I have the use of a virtual machine with a lot more processing power (32 GB ram and 16 cores) than my local machine, which has got me thinking of using it optimally. I found this website about running multiple models in brms using the future package but I had a question pertaining to a single model.
Imagine that I wanted 40,000 total post-warmup samples. Now I could run 4 chains with 10,000 samples each and set the cores argument to 4. Would this be the same as running 8 chains with 5,000 samples each? My intuition says no as in the latter case each chain hasn’t explored the posterior distribution long enough thought I’m not very sure about this intuition… I would appreciate any insight in this regard. Thank you!
In my experience, it’s seldom necessary to run more than 4 chains. The discussion to use one long chain or a few shorter ones is not new in the community, but at least for Stan the default of 4, with accompanying diagnostics, seems to work well for me.
But why 40k samples? That sounds very much to me, and with a good model and decent data, I would say that a few thousands are very often enough. Do you have a particular reason for this large amount of samples?
Of course, if you have many cores then within-chain parallelism could be an option to look at. I know @paul.buerkner et al. have started looking into how this should be done in brms, but it’s still early days (you can have a look in the reduce_sum branch of brms). I guess, for now, you need to do it in Stan.
I wish to do model comparison, via Bayes Factor, and have read in a couple of places to have “proper priors” and a “plentiful posterior” (at least 10 times the default 4,000 post-warmup samples), so that was my reasoning of going for a large amount of samples.

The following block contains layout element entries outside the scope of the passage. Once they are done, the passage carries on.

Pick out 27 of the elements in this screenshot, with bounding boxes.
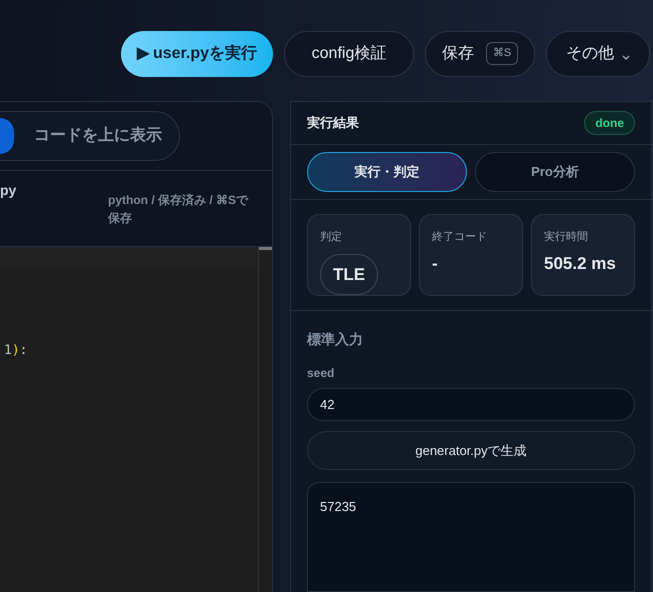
- seed-label: seed: [307, 365, 336, 382]
- section-heading: 標準入力: [307, 330, 364, 349]
- config-validate-button[interactable]: config検証: [284, 30, 414, 76]
- toggle-knob: [0, 118, 14, 154]
- generate-button[interactable]: generator.pyで生成: [307, 431, 635, 470]
- code-line: 1):: [4, 342, 28, 360]
- stdin-textarea[interactable]: 57235: [307, 482, 635, 592]
- save-button[interactable]: 保存 ⌘S: [425, 30, 535, 76]
- tab[interactable]: 実行・判定: [307, 152, 467, 192]
- verdict-badge: TLE: [320, 254, 378, 295]
- status-badge: done: [584, 111, 635, 136]
- toggle-label: コードを上に表示: [34, 126, 162, 146]
- more-menu-button[interactable]: その他: [546, 30, 650, 76]
- shortcut-key: ⌘S: [486, 42, 518, 65]
- tab[interactable]: Pro分析: [475, 152, 635, 192]
- stat-label: 判定: [320, 230, 343, 245]
- seed-input[interactable]: 42: [307, 388, 635, 421]
- stat-label: 実行時間: [544, 230, 589, 245]
- file-meta: python / 保存済み / ⌘Sで保存: [108, 192, 250, 227]
- run-button[interactable]: ▶ user.pyを実行: [120, 30, 273, 76]
- layout-toggle[interactable]: コードを上に表示: [0, 111, 180, 161]
- stat-value: -: [432, 252, 439, 274]
- chevron-down-icon: [622, 54, 630, 60]
- stat-value: 505.2 ms: [544, 252, 616, 274]
- file-name: py: [0, 181, 16, 200]
- panel-title: 実行結果: [307, 114, 359, 132]
- stat-label: 終了コード: [432, 230, 488, 245]
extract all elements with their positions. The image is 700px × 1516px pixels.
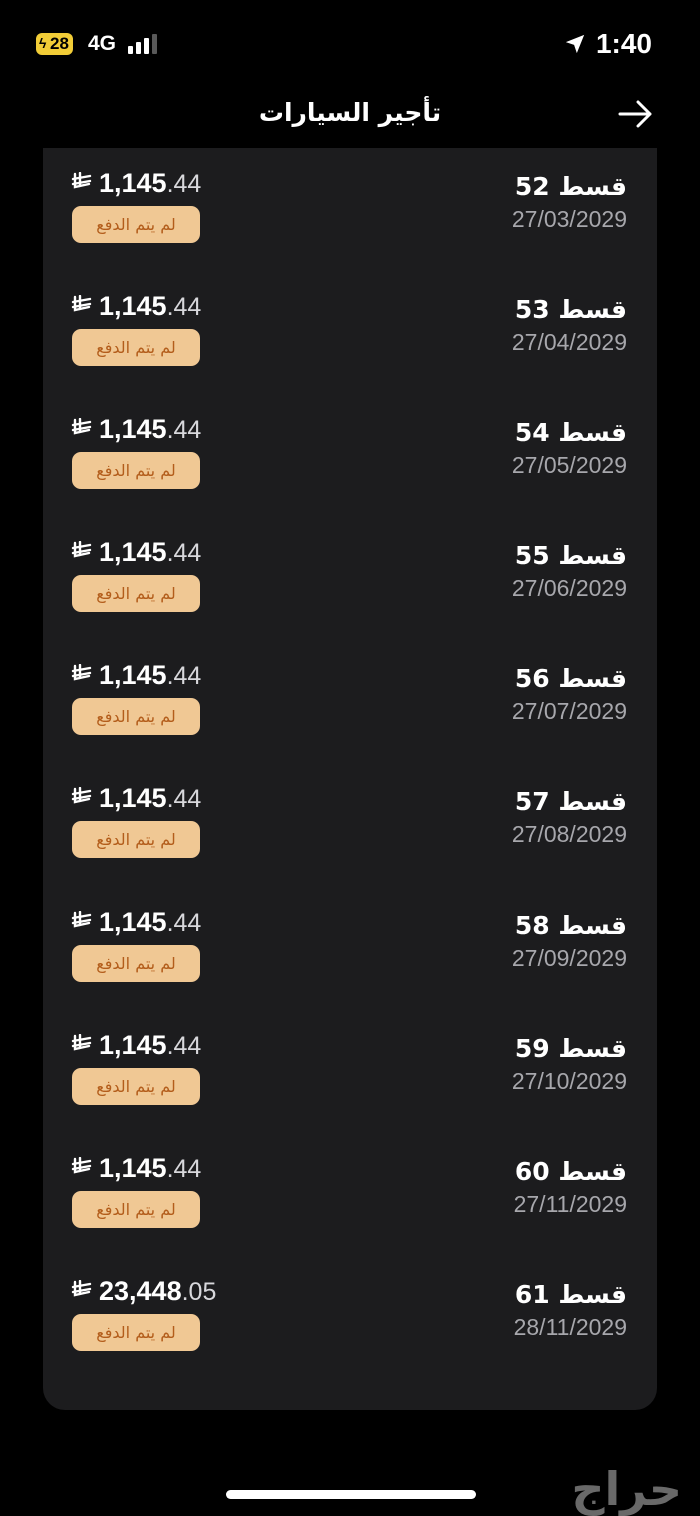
amount-integer: 1,145 [99,907,167,937]
installment-label: قسط 57 [514,787,627,816]
installment-label: قسط 61 [514,1280,627,1309]
installment-date: 27/08/2029 [511,821,627,847]
amount-integer: 1,145 [99,660,167,690]
installment-amount: 1,145 .44 [71,1030,201,1061]
installments-card: قسط 52 27/03/2029 1,145 .44 لم يتم الدفع… [43,148,657,1410]
amount-decimal: .44 [166,539,202,567]
battery-indicator: ϟ 28 [36,33,73,55]
page-title: تأجير السيارات [258,98,442,127]
installment-label: قسط 58 [514,911,627,940]
amount-decimal: .44 [166,1155,202,1183]
status-badge: لم يتم الدفع [72,698,200,735]
network-type: 4G [88,32,117,55]
status-badge: لم يتم الدفع [72,329,200,366]
installment-row[interactable]: قسط 60 27/11/2029 1,145 .44 لم يتم الدفع [43,1133,657,1256]
battery-level: 28 [50,34,69,53]
amount-decimal: .44 [166,1032,202,1060]
charging-bolt-icon: ϟ [39,35,47,51]
riyal-currency-icon [71,786,93,813]
installment-row[interactable]: قسط 54 27/05/2029 1,145 .44 لم يتم الدفع [43,394,657,517]
installment-label: قسط 52 [514,172,627,201]
installment-amount: 23,448 .05 [71,1276,216,1307]
installment-date: 27/06/2029 [511,575,627,601]
installment-row[interactable]: قسط 57 27/08/2029 1,145 .44 لم يتم الدفع [43,763,657,886]
riyal-currency-icon [71,910,93,937]
installment-row[interactable]: قسط 52 27/03/2029 1,145 .44 لم يتم الدفع [43,148,657,271]
status-bar: ϟ 28 4G 1:40 [0,0,700,90]
installment-amount: 1,145 .44 [71,783,201,814]
amount-integer: 1,145 [99,168,167,198]
installment-row[interactable]: قسط 58 27/09/2029 1,145 .44 لم يتم الدفع [43,887,657,1010]
amount-integer: 1,145 [99,414,167,444]
installment-date: 27/05/2029 [511,452,627,478]
amount-decimal: .44 [166,909,202,937]
amount-decimal: .44 [166,662,202,690]
installment-row[interactable]: قسط 59 27/10/2029 1,145 .44 لم يتم الدفع [43,1010,657,1133]
installment-date: 27/10/2029 [511,1068,627,1094]
riyal-currency-icon [71,1279,93,1306]
amount-integer: 23,448 [99,1276,182,1306]
watermark-logo: حراج [571,1462,682,1516]
installment-amount: 1,145 .44 [71,660,201,691]
riyal-currency-icon [71,1033,93,1060]
installment-label: قسط 59 [514,1034,627,1063]
installment-amount: 1,145 .44 [71,1153,201,1184]
installment-label: قسط 60 [514,1157,627,1186]
installment-row[interactable]: قسط 55 27/06/2029 1,145 .44 لم يتم الدفع [43,517,657,640]
riyal-currency-icon [71,540,93,567]
clock: 1:40 [595,28,652,59]
amount-decimal: .44 [166,416,202,444]
amount-decimal: .44 [166,785,202,813]
signal-strength-icon [128,34,157,54]
status-badge: لم يتم الدفع [72,945,200,982]
riyal-currency-icon [71,294,93,321]
status-badge: لم يتم الدفع [72,821,200,858]
amount-decimal: .44 [166,293,202,321]
installment-amount: 1,145 .44 [71,414,201,445]
nav-header: تأجير السيارات [0,90,700,148]
installment-date: 27/11/2029 [513,1191,627,1217]
status-badge: لم يتم الدفع [72,452,200,489]
amount-decimal: .44 [166,170,202,198]
status-badge: لم يتم الدفع [72,1314,200,1351]
riyal-currency-icon [71,417,93,444]
amount-integer: 1,145 [99,1030,167,1060]
amount-integer: 1,145 [99,783,167,813]
installment-label: قسط 56 [514,664,627,693]
installment-amount: 1,145 .44 [71,168,201,199]
installment-label: قسط 55 [514,541,627,570]
home-indicator[interactable] [226,1490,476,1499]
installment-date: 27/04/2029 [511,329,627,355]
installment-amount: 1,145 .44 [71,537,201,568]
installment-label: قسط 53 [514,295,627,324]
status-badge: لم يتم الدفع [72,206,200,243]
installment-row[interactable]: قسط 53 27/04/2029 1,145 .44 لم يتم الدفع [43,271,657,394]
amount-integer: 1,145 [99,291,167,321]
amount-integer: 1,145 [99,1153,167,1183]
installment-date: 28/11/2029 [513,1314,627,1340]
riyal-currency-icon [71,663,93,690]
status-badge: لم يتم الدفع [72,1068,200,1105]
riyal-currency-icon [71,171,93,198]
installment-date: 27/07/2029 [511,698,627,724]
status-badge: لم يتم الدفع [72,1191,200,1228]
installment-date: 27/03/2029 [511,206,627,232]
location-arrow-icon [565,34,585,54]
amount-integer: 1,145 [99,537,167,567]
back-arrow-icon[interactable] [616,96,656,132]
installment-label: قسط 54 [514,418,627,447]
installment-date: 27/09/2029 [511,945,627,971]
installment-amount: 1,145 .44 [71,907,201,938]
installment-amount: 1,145 .44 [71,291,201,322]
amount-decimal: .05 [181,1278,217,1306]
riyal-currency-icon [71,1156,93,1183]
installment-row[interactable]: قسط 56 27/07/2029 1,145 .44 لم يتم الدفع [43,640,657,763]
status-badge: لم يتم الدفع [72,575,200,612]
installment-row[interactable]: قسط 61 28/11/2029 23,448 .05 لم يتم الدف… [43,1256,657,1379]
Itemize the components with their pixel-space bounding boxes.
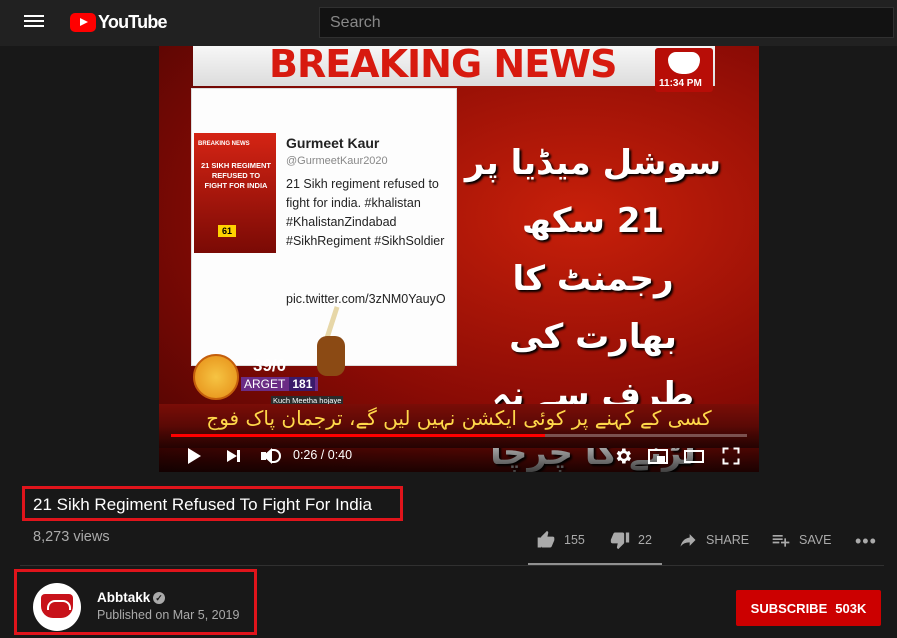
share-label: SHARE [706,533,750,547]
dislike-count: 22 [638,533,652,547]
abbtakk-logo-icon [668,52,700,74]
score-target-label: ARGET [244,377,286,391]
subscribe-button[interactable]: SUBSCRIBE 503K [736,590,881,626]
tweet-link: pic.twitter.com/3zNM0YauyO [286,292,446,306]
tweet-author-handle: @GurmeetKaur2020 [286,155,388,167]
progress-bar[interactable] [171,434,747,437]
video-frame: BREAKING NEWS 11:34 PM BREAKING NEWS 21 … [159,46,759,472]
playlist-add-icon [772,535,790,547]
like-count: 155 [564,533,585,547]
score-target: ARGET 181 [241,377,319,391]
breaking-news-banner: BREAKING NEWS [193,46,715,86]
score-runs: 39/0 [253,356,287,375]
theater-mode-icon[interactable] [683,446,705,466]
video-title: 21 Sikh Regiment Refused To Fight For In… [33,495,372,514]
gear-icon[interactable] [613,446,633,466]
more-actions-icon[interactable]: ••• [855,531,877,551]
thumb-top-text: BREAKING NEWS [198,141,250,147]
share-arrow-icon [680,534,696,547]
tweet-author-name: Gurmeet Kaur [286,135,380,151]
time-display: 0:26 / 0:40 [293,448,353,462]
channel-avatar[interactable] [33,583,81,631]
miniplayer-icon[interactable] [647,446,669,466]
top-bar: YouTube [0,0,897,46]
dislike-button[interactable]: 22 [610,530,652,550]
divider [20,565,884,566]
share-button[interactable]: SHARE [678,530,749,550]
subscribe-label: SUBSCRIBE [750,600,828,616]
bug-time: 11:34 PM [659,78,702,89]
tweet-body: 21 Sikh regiment refused to fight for in… [286,177,445,248]
player-controls: 0:26 / 0:40 [159,426,759,472]
next-button[interactable] [225,446,243,466]
fullscreen-icon[interactable] [721,446,741,466]
like-button[interactable]: 155 [536,530,585,550]
youtube-play-icon [70,12,96,32]
subscriber-count: 503K [835,600,867,616]
save-label: SAVE [799,533,832,547]
breaking-news-text: BREAKING NEWS [269,46,617,86]
thumb-score: 61 [218,225,237,237]
abbtakk-avatar-logo-icon [41,594,73,618]
tweet-thumbnail: BREAKING NEWS 21 SIKH REGIMENT REFUSED T… [194,133,276,253]
mascot-figure [311,306,351,398]
progress-fill [171,434,546,437]
cricket-score-widget: 39/0 ARGET 181 Kuch Meetha hojaye [193,346,344,405]
save-button[interactable]: SAVE [771,530,831,550]
youtube-logo[interactable]: YouTube [70,10,168,34]
thumbs-up-icon [537,530,555,548]
check-circle-icon: ✓ [153,592,165,604]
video-player[interactable]: BREAKING NEWS 11:34 PM BREAKING NEWS 21 … [159,46,759,472]
view-count: 8,273 views [33,529,110,545]
channel-name[interactable]: Abbtakk [97,590,150,605]
volume-icon[interactable] [259,446,281,466]
team-logo-icon [193,354,239,400]
hamburger-menu-icon[interactable] [22,12,46,34]
thumb-headline: 21 SIKH REGIMENT REFUSED TO FIGHT FOR IN… [200,161,271,190]
play-button[interactable] [185,446,203,466]
search-input[interactable] [319,7,894,38]
thumbs-down-icon [610,532,630,550]
publish-date: Published on Mar 5, 2019 [97,608,240,622]
channel-bug-logo: 11:34 PM [655,48,713,92]
logo-text: YouTube [98,11,168,32]
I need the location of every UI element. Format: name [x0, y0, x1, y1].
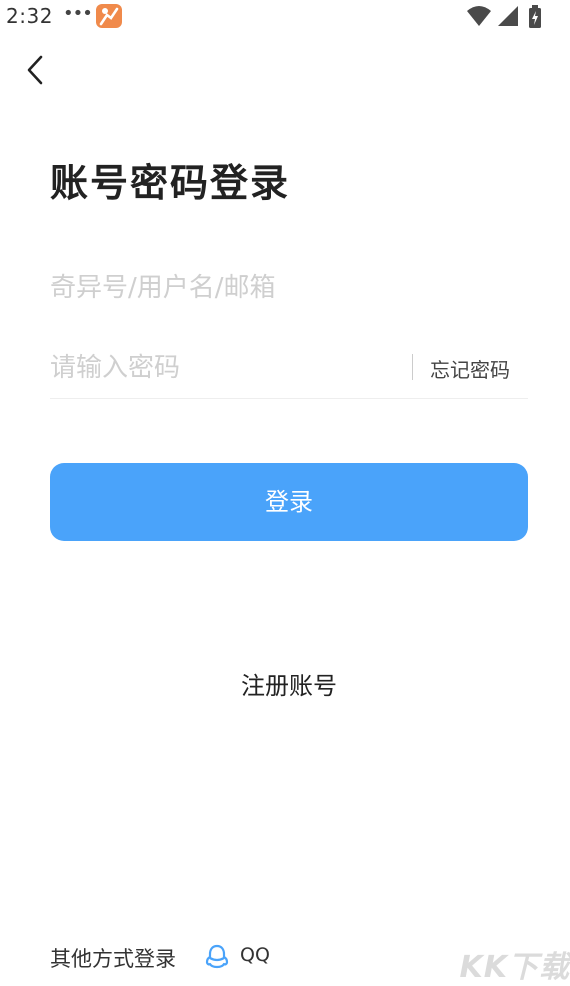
password-underline — [50, 398, 528, 399]
more-notifications-icon: ••• — [63, 3, 93, 24]
watermark: KK下载 — [459, 950, 570, 985]
signal-icon — [498, 6, 518, 26]
login-button[interactable]: 登录 — [50, 463, 528, 541]
qq-label: QQ — [240, 944, 270, 966]
app-notification-icon — [96, 4, 122, 28]
page-title: 账号密码登录 — [50, 161, 291, 205]
wifi-icon — [467, 6, 491, 26]
other-login-label: 其他方式登录 — [50, 947, 176, 971]
status-bar: 2:32 ••• — [0, 0, 570, 34]
back-button[interactable] — [18, 50, 54, 90]
register-link[interactable]: 注册账号 — [0, 666, 570, 701]
password-input[interactable] — [50, 338, 390, 398]
chevron-left-icon — [27, 55, 43, 85]
battery-icon — [529, 5, 541, 28]
forgot-password-link[interactable]: 忘记密码 — [430, 354, 510, 383]
qq-icon — [205, 944, 229, 969]
username-input[interactable] — [50, 258, 390, 318]
field-divider — [412, 354, 413, 380]
username-field — [50, 258, 528, 318]
qq-login-button[interactable]: QQ — [204, 941, 284, 973]
status-time: 2:32 — [6, 4, 53, 28]
password-field: 忘记密码 — [50, 338, 528, 398]
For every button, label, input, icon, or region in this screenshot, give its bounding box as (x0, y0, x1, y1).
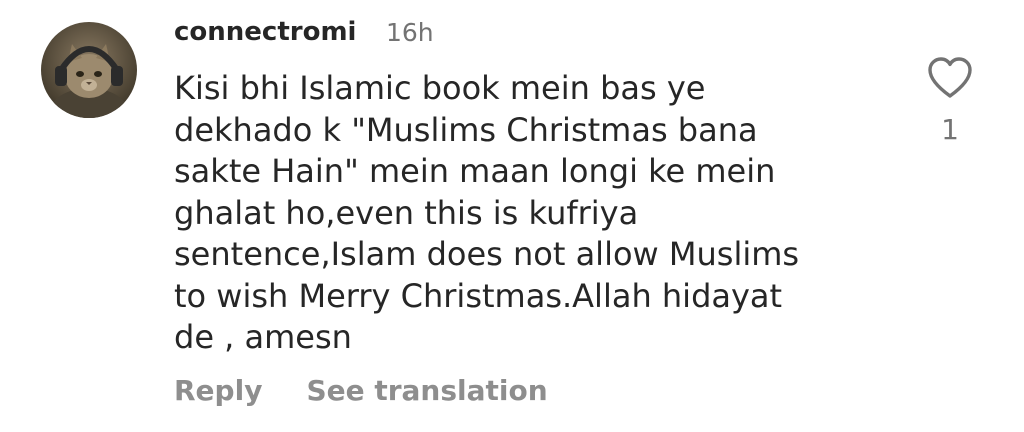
user-avatar[interactable] (41, 22, 137, 118)
comment-text-line: Kisi bhi Islamic book mein bas ye (174, 69, 706, 107)
comment-text-line: dekhado k "Muslims Christmas bana (174, 110, 758, 149)
comment-text-line: sakte Hain" mein maan longi ke mein (174, 152, 776, 190)
comment-text-line: de , amesn (174, 318, 352, 356)
reply-button[interactable]: Reply (174, 374, 262, 407)
comment-actions: Reply See translation (174, 374, 548, 407)
comment-timestamp: 16h (386, 18, 434, 47)
comment-text-line: ghalat ho,even this is kufriya (174, 193, 639, 232)
comment-text-line: sentence,Islam does not allow Muslims (174, 235, 800, 273)
comment-item: connectromi 16h Kisi bhi Islamic book me… (0, 0, 1024, 432)
see-translation-button[interactable]: See translation (306, 374, 547, 407)
comment-text-line: to wish Merry Christmas.Allah hidayat (174, 276, 783, 315)
cat-with-headphones-avatar-icon (41, 22, 137, 118)
heart-outline-icon (928, 57, 972, 98)
comment-text: Kisi bhi Islamic book mein bas ye dekhad… (174, 68, 874, 359)
username-link[interactable]: connectromi (174, 17, 356, 47)
like-button[interactable] (926, 55, 974, 99)
like-count: 1 (941, 113, 959, 146)
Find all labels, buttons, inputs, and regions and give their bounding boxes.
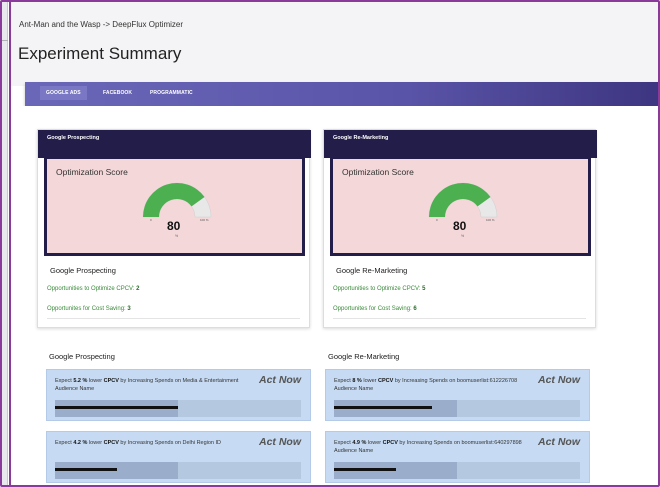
recommendation-text: Expect 4.9 % lower CPCV by Increasing Sp… [334,439,524,455]
score-card-title: Google Re-Marketing [336,266,408,275]
cost-saving-opportunities: Opportunites for Cost Saving: 3 [47,306,131,312]
optimization-score-panel: Optimization Score 0 100 % 80 % [44,156,305,256]
recommendation-progress-fill [55,406,178,409]
gauge-min-label: 0 [150,218,152,222]
rec-mid: lower [87,378,104,384]
gauge-max-label: 100 % [486,218,495,222]
optimization-gauge [428,182,498,218]
score-card-header: Google Prospecting [38,130,311,158]
recommendation-card: Expect 4.2 % lower CPCV by Increasing Sp… [46,431,311,483]
score-card-google-prospecting: Google Prospecting Optimization Score 0 … [37,129,311,328]
optimization-score-value: 80 [167,219,181,233]
rec-metric: CPCV [382,440,398,446]
cost-saving-opportunities: Opportunites for Cost Saving: 6 [333,306,417,312]
rec-percent: 4.2 % [73,440,88,446]
score-unit: % [461,234,465,238]
rec-percent: 4.9 % [352,440,367,446]
act-now-button[interactable]: Act Now [538,374,580,386]
rec-prefix: Expect [334,378,353,384]
rec-percent: 8 % [352,378,362,384]
recommendation-progress-fill [334,406,433,409]
act-now-button[interactable]: Act Now [259,436,301,448]
optimization-score-label: Optimization Score [56,167,128,177]
rec-prefix: Expect [55,378,74,384]
rec-metric: CPCV [378,378,394,384]
page-header: Ant-Man and the Wasp -> DeepFlux Optimiz… [11,2,658,86]
cost-saving-count: 6 [413,306,417,312]
optimize-opportunities-count: 5 [422,286,426,292]
card-divider [47,318,300,319]
optimize-opportunities-label: Opportunities to Optimize CPCV: [333,286,421,292]
cost-saving-label: Opportunites for Cost Saving: [333,306,412,312]
tab-facebook[interactable]: FACEBOOK [97,86,138,100]
rec-mid: lower [366,440,383,446]
rec-metric: CPCV [103,440,119,446]
recommendation-progress-track [55,462,301,479]
optimization-score-value: 80 [453,219,467,233]
gauge-max-label: 100 % [200,218,209,222]
breadcrumb[interactable]: Ant-Man and the Wasp -> DeepFlux Optimiz… [19,20,183,29]
section-title-google-prospecting: Google Prospecting [49,352,115,361]
channel-tab-bar: GOOGLE ADS FACEBOOK PROGRAMMATIC [25,82,658,106]
optimize-opportunities: Opportunities to Optimize CPCV: 5 [333,286,426,292]
recommendation-progress-track [334,462,580,479]
optimization-score-panel: Optimization Score 0 100 % 80 % [330,156,591,256]
rec-mid: lower [87,440,104,446]
rec-mid: lower [361,378,379,384]
card-divider [333,318,586,319]
recommendation-progress-track [334,400,580,417]
score-unit: % [175,234,179,238]
act-now-button[interactable]: Act Now [259,374,301,386]
recommendation-text: Expect 8 % lower CPCV by Increasing Spen… [334,377,524,393]
recommendation-card: Expect 8 % lower CPCV by Increasing Spen… [325,369,590,421]
optimization-gauge [142,182,212,218]
optimize-opportunities: Opportunities to Optimize CPCV: 2 [47,286,140,292]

Ah, that’s the term - “within-chain parallelism”. That is what I wish to do, but from the sounds of it, it is not possible in brms currently. I might run multiple models in parallel atleast then…
Well, first of all I’d try to run it a few times with smaller sample size since it might be stable anyways :) Second, I would probably use LOO for model comparison and not Bayes Factor.
I’m new to Bayesian models in general so don’t mind my question - I’m guessing that’s meant to read “since it might be unstable anyways”? What would I do if it was unstable with a smaller sample size? That is, would I tweak my priors, would I reduce the parameters of my model etc.?
Thanks for that suggestion and it looks like I can run loo_compare on the model fits. Is there a benefit LOO has over BF?
I think we’re mixing concepts now :) You can run your model with, e.g., 4000 iterations instead of 40K, and you do it 3-5 times and apply Bayes factor. If you see that Bayes Factor is stable and doesn’t move much then it’s an indication that you don’t have to run 40K iterations (of course, I’m assuming that running 40K iterations will take a very long time - if that’s not the case you might as well run it with 40K).
I would say LOO is the current state of art concerning model comparison. Just like WAIC it gives you an indication how much the models differ in out of sample predictions (relative to each other). However, one good thing with LOO is that you have very good diagnostics.
@torkar, I tried adding loo via the add_criterion function but I get an error about not being able to allocate vector of size 14.0 GB… I’m running this on Linux and AFAIK there is no limit of RAM to R in Linux. Also, I have 32 GB RAM and ~ 24 GB free before I execute the add_criterion command.
This is probably something @avehtari would be interested in hearing about (he has a lot of teaching atm, but I’m sure he’ll reply as soon as he can).
That’s a lot. PSIS-LOO needs much less draws than Bayes factor. Try with 4000 draws and tell if that works.
Also as the number of observations is that large, even with 4000 draws and PSIS, the computation can be slow. See also Approximate LOO-CV using PSIS-LOO and subsampling for faster estimate which has diagnostic to tell if the subsample is large enough.
Perhaps to slightly clarify, that error does mean that some call resulted in an assignment of 14GB when it wasn’t available. But it does not mean that add_criterion needed only 14GB. Functions can do many assignments filling the RAM, and you will only get an error for the assignment for which there is no space. E.g. if you have 24GB free and add_criterion has to do 2 assignments of 14GB, you would get your error message for the second assignment.
Worked like a charm @avehtari. I didn’t have to subsample either.
Ah, that’s interesting to know. Thanks for that @Ax3man!
I had a question with using loo_compare - are there any guidelines about how the elpd_diff should be interpreted in light of the se_diff (I have read somewhere that the former should be “multiples” of the latter but it seems a bit vague… Or am I confusing this with the elpd_estimate?)